Mylar et Kapton sont des noms déposés appartenant à Dupont de Nemours, la seconde compagnie mondiale de produits chimiques après BASF.
Pour cette raison, quand les pilotes du SR 111 sentent, puis voient de la fumée surgir au-dessus de leurs têtes, ils ne pensent à rien de méchant. Pour eux, il n’y a rien qui puisse brûler dans cette zone et mettent la fumée sur le compte d’un mauvais fonctionnement du système de conditionnement d’air. Ils entament cependant une descente rapide sans être pour autant acrobatique. Ils ne connaissent pas l’aéroport de Halifax et n’ont pas les cartes d’approche sous les yeux. Comme il fait nuit, ils préfèrent ne pas prendre trop de risques. Ils commencent donc la descente tandis que les hotesses font leur possible pour ramasser les plateaux au plus vite.
Alors que le feu couve au-dessus de leurs têtes, les passagers ne se rendent compte de rien. Aucune fumée n’est perçue en cabine ni par les voyageurs, ni par le personnel commercial. Au-quel cas, les pilotes en auraient été informés sans délais.
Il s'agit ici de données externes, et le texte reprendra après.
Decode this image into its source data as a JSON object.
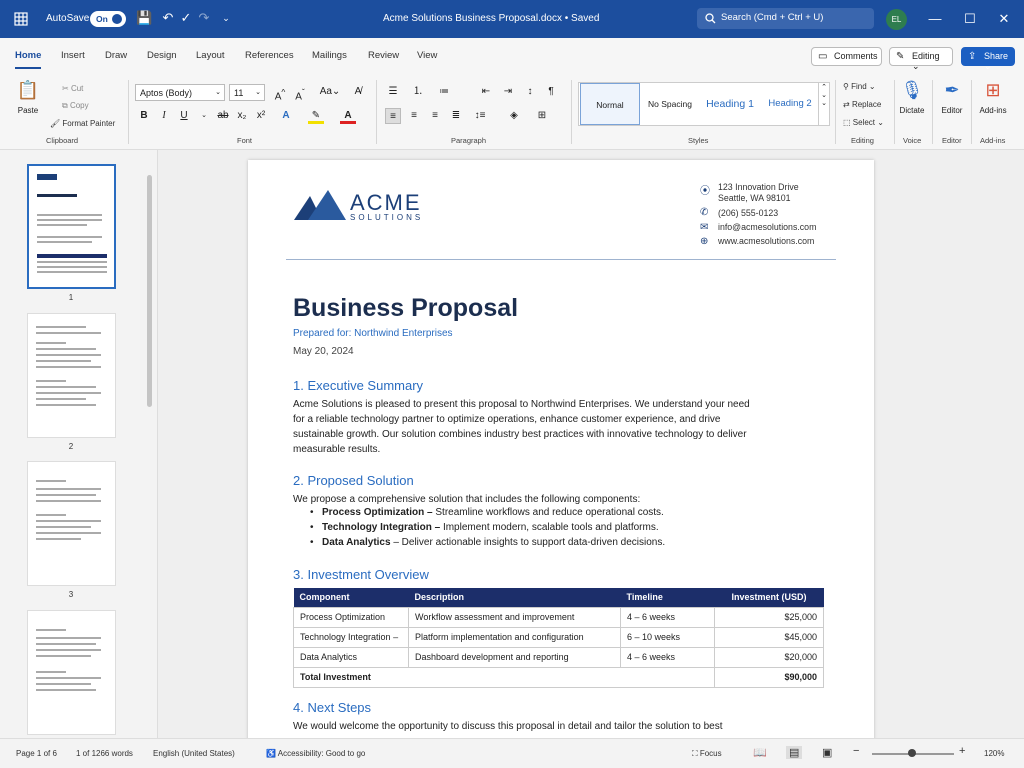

Le commandant de bord et le copilote ressentent une odeur de brûlé et une fumée intermittente rentre dans le cockpit depuis les diffuseurs situés dans le plafond. Ceci les renforce dans l’impression qu’il ne s’agit que d’une fumée générée par le système de conditionnement. Le feu se serait déclaré en tout autre endroit, les pilotes auraient eu une perception plus juste de sa nature et de sa gravité. Ils finissent par mettre leurs masques à oxygène pour plus de sureté. Ces masques, même s’ils peuvent sauver la vie, restent d’une efficacitémoyenne. Souvent, ils sont mal ajustés aux morphologies individuelles et en tous les cas ils perturbent la vision et la communication.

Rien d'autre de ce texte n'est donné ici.